The revision matters because it removes the metaphor and replaces it with something more ordinary and more demanding. The shark is not a tragic figure carrying its blindness through the centuries. It is an organism whose biology actively preserves visual function on a timescale we do not have a clear way to think about. The interesting question is no longer what it must be like to live for 400 years blind. It is what it would take to preserve a retina that long. The Fogg paper points at part of the answer. Most of the answer is not yet known.

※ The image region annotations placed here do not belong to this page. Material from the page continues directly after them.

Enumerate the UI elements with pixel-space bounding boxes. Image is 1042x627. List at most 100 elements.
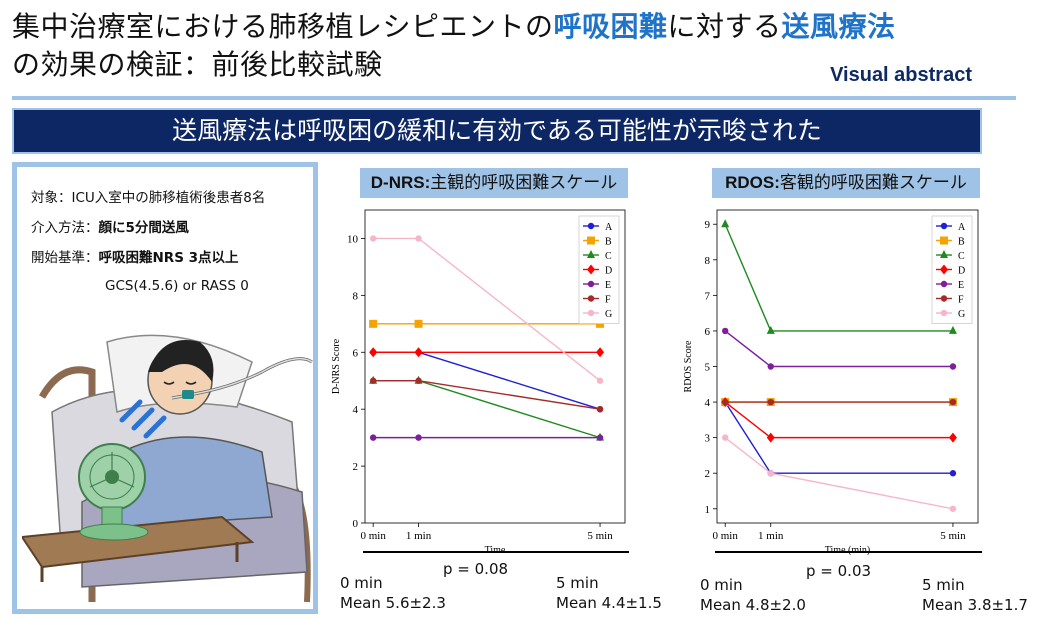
rdos-y-tick-label: 2 [705, 468, 711, 480]
rdos-point-F [949, 398, 957, 406]
rdos-series-line-E [724, 330, 953, 368]
dnrs-legend-marker-C [587, 250, 595, 258]
visual-abstract-label: Visual abstract [830, 64, 972, 86]
dnrs-point-F [415, 377, 422, 384]
rdos-legend-label-C: C [958, 251, 965, 262]
dnrs-legend-marker-A [587, 222, 595, 230]
rdos-x-tick-label: 0 min [713, 530, 739, 542]
dnrs-x-tick-label: 1 min [406, 530, 432, 542]
rdos-y-tick-label: 3 [705, 433, 711, 445]
rdos-point-G [721, 434, 729, 441]
title-line-2: の効果の検証：前後比較試験 [12, 48, 383, 81]
dnrs-y-tick-label: 2 [353, 461, 359, 473]
rdos-point-C [721, 219, 730, 228]
dnrs-point-G [415, 235, 422, 242]
start-criteria-row: 開始基準：呼吸困難NRS 3点以上 [31, 249, 239, 267]
start-value-2: GCS(4.5.6) or RASS 0 [105, 278, 249, 294]
rdos-stat-right-time: 5 min [922, 576, 965, 594]
rdos-y-axis-label: RDOS Score [683, 340, 694, 393]
rdos-title-bold: RDOS: [725, 173, 780, 192]
title-part-1: 集中治療室における肺移植レシピエントの [12, 10, 554, 43]
rdos-legend-marker-D [940, 264, 948, 275]
dnrs-x-tick-label: 5 min [587, 530, 613, 542]
dnrs-y-tick-label: 6 [353, 347, 359, 359]
rdos-x-axis-label: Time (min) [825, 545, 870, 556]
dnrs-x-tick-label: 0 min [360, 530, 386, 542]
dnrs-chart: 0 2 4 6 8 10 0 min 1 min 5 min Time D-NRS Score ABC… [331, 209, 629, 556]
dnrs-series-line-F [373, 380, 601, 410]
rdos-chart-title: RDOS:客観的呼吸困難スケール [712, 168, 980, 198]
rdos-point-A [949, 470, 957, 477]
rdos-legend-label-A: A [958, 222, 966, 233]
rdos-legend-marker-F [940, 295, 948, 302]
dnrs-point-D [369, 347, 378, 358]
dnrs-point-B [369, 319, 378, 328]
target-label: 対象： [31, 190, 72, 206]
rdos-point-C [948, 325, 957, 334]
dnrs-x-axis-label: Time [485, 545, 506, 556]
rdos-y-tick-label: 1 [705, 504, 711, 516]
rdos-point-E [949, 363, 957, 370]
rdos-y-tick-label: 6 [705, 326, 711, 338]
title-part-2: に対する [667, 10, 782, 43]
dnrs-y-tick-label: 10 [347, 233, 359, 245]
rdos-point-D [766, 432, 775, 443]
intervention-value: 顔に5分間送風 [98, 220, 189, 236]
dnrs-stat-right-mean: Mean 4.4±1.5 [556, 594, 662, 612]
rdos-legend-label-G: G [958, 309, 965, 320]
rdos-legend-label-B: B [958, 237, 965, 248]
rdos-y-tick-label: 4 [705, 397, 711, 409]
dnrs-p-value: p = 0.08 [443, 560, 509, 578]
dnrs-stat-right-time: 5 min [556, 574, 599, 592]
dnrs-stat-left-mean: Mean 5.6±2.3 [340, 594, 446, 612]
rdos-legend-marker-B [940, 236, 948, 245]
dnrs-legend-marker-F [587, 295, 595, 302]
page-title: 集中治療室における肺移植レシピエントの呼吸困難に対する送風療法 の効果の検証：前… [12, 8, 1002, 84]
rdos-legend-label-E: E [958, 280, 964, 291]
start-label: 開始基準： [31, 250, 99, 266]
rdos-stat-right-mean: Mean 3.8±1.7 [922, 596, 1028, 614]
dnrs-point-G [596, 377, 604, 384]
dnrs-legend-label-E: E [605, 280, 611, 291]
dnrs-point-E [369, 434, 377, 441]
rdos-y-tick-label: 9 [705, 219, 711, 231]
rdos-point-G [767, 470, 774, 477]
rdos-p-value: p = 0.03 [806, 562, 872, 580]
dnrs-y-axis-label: D-NRS Score [331, 338, 342, 394]
dnrs-title-bold: D-NRS: [370, 173, 431, 192]
dnrs-legend-label-A: A [605, 222, 613, 233]
dnrs-legend-marker-B [587, 236, 595, 245]
dnrs-y-tick-label: 8 [353, 290, 359, 302]
patient-fan-illustration [22, 334, 313, 603]
rdos-point-F [721, 398, 729, 406]
rdos-point-E [721, 327, 729, 335]
rdos-legend-label-D: D [958, 266, 965, 277]
dnrs-point-F [596, 405, 604, 413]
rdos-stat-left-time: 0 min [700, 576, 743, 594]
dnrs-legend-marker-D [587, 264, 595, 275]
rdos-y-tick-label: 8 [705, 255, 711, 267]
title-highlight-dyspnea: 呼吸困難 [553, 10, 668, 43]
rdos-point-F [767, 398, 774, 406]
dnrs-legend-marker-G [587, 309, 595, 317]
dnrs-point-F [369, 377, 377, 384]
dnrs-legend-label-G: G [605, 309, 612, 320]
dnrs-legend-label-D: D [605, 266, 612, 277]
intervention-row: 介入方法：顔に5分間送風 [31, 219, 189, 237]
rdos-series-line-C [724, 223, 953, 332]
dnrs-stat-left-time: 0 min [340, 574, 383, 592]
rdos-y-tick-label: 7 [705, 290, 711, 302]
rdos-point-E [767, 363, 774, 370]
dnrs-plot-frame [364, 209, 626, 524]
rdos-chart: 1 2 3 4 5 6 7 8 9 0 min 1 min 5 min Time (min) RDOS S… [683, 209, 982, 556]
rdos-stat-left-mean: Mean 4.8±2.0 [700, 596, 806, 614]
rdos-legend-marker-G [940, 309, 948, 317]
rdos-legend-marker-C [940, 250, 948, 258]
rdos-point-G [949, 505, 957, 512]
intervention-label: 介入方法： [31, 220, 99, 236]
dnrs-y-tick-label: 0 [353, 518, 359, 530]
dnrs-point-E [415, 434, 422, 441]
dnrs-legend-label-B: B [605, 237, 612, 248]
rdos-legend-marker-A [940, 222, 948, 230]
rdos-title-rest: 客観的呼吸困難スケール [779, 173, 967, 193]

A small note about received wisdom
The blindness line has been repeated in roughly the same form for roughly thirty years. It became a fact about the species without anyone running the experiment that would confirm or refute it. The 1998 paper hedged carefully. The summaries did not. By the early 2020s the hedging had vanished entirely from popular accounts.
There is no scandal in this. It is how received wisdom tends to form about creatures most of us will never see, in environments most researchers cannot easily reach. Someone makes a careful claim with a qualifier. The qualifier drops. The careful claim hardens into a known thing. Eventually someone watches a video, notices an animal moving its eye, and goes back to look.
The shark is still there. It is still very old, still very slow, still tracking light at a depth where there is not very much of it. The story we have been telling about it was a third wrong, and the third that was wrong turned out to be the part we found easiest to imagine.